Resumo criado por JUSTICIA, o assistente de inteligência artificial do Jus.

CONCLUSÃO

Ao longo da história, desde a época do Império Romano, a responsabilidade estatal sofreu grandes evoluções. Primeiramente o ordenamento jurídico regrava que o Estado era irresponsável pelos atos de seus agentes, quando causassem danos a terceiros. Logo em seguida, na segunda metade do século XIX, passou-se a adotar a culpa como pressuposto desta responsabilidade.

No Brasil, a responsabilidade do Estado passou a constar do ordenamento jurídico somente em 1824, com a promulgação da primeira Constituição pátria, porém ainda muito retraída, pois que a Administração Pública não tinha a total imposição de ser responsável pelos atos de seus agentes. Figurava ainda a responsabilidade subjetiva, com a prova de culpa de seus funcionários. As demais Constituições seguiram o mesmo preceito.

Somente com o advento da Constituição Cidadã, em 1988, o Estado passou a ser responsabilizado pelos atos praticados pelos seus funcionários, adotando a teoria do risco administrativo. Com ela foi criado um novo modelo de regramento jurídico, balizado precipuamente no princípio da dignidade humana, bem como um novo modelo de gestão da Administração Pública, o Estado Democrático, permitindo a sociedade civil passou a possuir direitos e deveres igualitariamente.

A dignidade da pessoa humana e o limite de atuação do Estado constituem os sustentáculos primordiais dos direitos humanos. Como princípio, é a pilastra-mestra de todo o ordenamento brasileiro. Nenhuma norma poderá ser criada e nenhum ato poderá ser propugnado de modo a infringir tal princípio. Deste modo, sua intangibilidade é pressuposto para a consecução de um Estado democrático mais justo e equânime.

Quando dizemos que o Estado é garantidor dos direitos humanos, corremos o risco de considerá-lo como uma entidade ontologicamente independente, dotada de atitudes que norteiam inelutavelmente a vida dos indivíduos, dotada de atitudes que norteiam inelutavelmente a vida dos indivíduos.
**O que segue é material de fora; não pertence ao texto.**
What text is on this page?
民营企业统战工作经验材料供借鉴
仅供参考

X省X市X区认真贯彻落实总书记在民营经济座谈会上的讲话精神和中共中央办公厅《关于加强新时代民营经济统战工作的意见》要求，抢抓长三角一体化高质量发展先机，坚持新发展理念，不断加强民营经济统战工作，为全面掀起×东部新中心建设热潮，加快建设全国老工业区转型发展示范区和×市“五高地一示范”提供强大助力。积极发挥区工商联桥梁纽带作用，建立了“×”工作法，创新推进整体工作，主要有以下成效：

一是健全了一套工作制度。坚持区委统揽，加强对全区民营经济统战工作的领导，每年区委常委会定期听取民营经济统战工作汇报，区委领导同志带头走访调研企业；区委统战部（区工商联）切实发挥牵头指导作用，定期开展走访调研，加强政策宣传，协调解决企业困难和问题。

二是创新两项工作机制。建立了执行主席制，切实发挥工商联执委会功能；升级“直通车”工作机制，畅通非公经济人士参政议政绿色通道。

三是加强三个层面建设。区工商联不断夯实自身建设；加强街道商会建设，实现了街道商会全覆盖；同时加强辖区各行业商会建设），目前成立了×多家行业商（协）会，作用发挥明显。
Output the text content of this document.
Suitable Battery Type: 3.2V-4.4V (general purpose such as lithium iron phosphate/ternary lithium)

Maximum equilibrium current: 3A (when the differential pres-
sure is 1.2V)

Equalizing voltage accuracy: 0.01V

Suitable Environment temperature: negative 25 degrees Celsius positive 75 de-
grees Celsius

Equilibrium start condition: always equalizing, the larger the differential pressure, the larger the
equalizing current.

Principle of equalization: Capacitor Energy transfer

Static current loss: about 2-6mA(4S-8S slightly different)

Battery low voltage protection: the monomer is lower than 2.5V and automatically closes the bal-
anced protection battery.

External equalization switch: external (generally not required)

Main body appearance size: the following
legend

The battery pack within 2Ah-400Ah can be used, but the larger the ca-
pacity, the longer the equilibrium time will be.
Contudo, ao afirmarmos que o Estado possui mecanismos que deveriam garantir os direitos primários do homem, definidos pela Constituição e reconhecidos antes dela, somos obrigados a reconhecer o nosso papel enquanto cidadãos, pois todos nós somos atingidos pelo que decidirá nossa vida social.

O direito ao respeito à dignidade da pessoa humana não são antíteses de polícia eficiente, senão de polícia bárbara, violenta, não profissional. Assim, a autoridade e observância indelével do princípio da dignidade humana deve em função do conjunto de todos os humanos, que merecem salvaguarda de seus direitos mínimos, porém essenciais a sua própria existência, e que são garantidos não somente pelo Direito interno, mas também pelo Direito internacional, com virtuais sanções até para Estados violadores e omissos.

A polícia, mecanismo estatal criado no início simplesmente para defender os interesses de elite que governavam o país, com o tempo sofreu uma mudança significativa, passando a ser uma atividade necessária à paz social.

Por outro lado, a história nos ensina que à medida em que as relações sociais evoluíram, também evoluíram com elas a noção do que é inerentemente necessário a todo o homem, e por isso, deveria ser garantido por Direito. Nesse contexto, a polícia que antes era apenas um mecanismo de controle do Estado, passou a ser considerada um dos mecanismos geradores da segurança, uma das necessidades do homem que passou a ser reconhecida como tal. Nesse sentido, falar em segurança como Direito inerente a todo homem, será também reconhecer que "Direitos Humanos é coisa de Polícia", pois ela é um dos mecanismos garantidores daquela.

Para chegar-se a idéia atual de Estado Democrático foram necessárias inúmeras rupturas e transformações no Estado de Direito. Diferentemente da idéia a que se prendiam os outros modelos de Estado (liberal e social), o Estado Democrático de Direito apresenta a incorporação de conteúdos novos com o aumento de direitos e mudanças no próprio conteúdo do Direito. Verifica-se uma mudança no caráter da regra jurídica, deixando o preceito genérico e abstrato à percepção de um direito interpretado a um conjunto de valores e princípios. A concepção formal é submetida a concepção material ou substancial, o Estado adquire um caráter mais dinâmico e mais forte do que a sua concepção formal, ou seja, as normas devem estar submetidas às variações sociopolíticas, analisando-as de acordo com os princípios democráticos de direito.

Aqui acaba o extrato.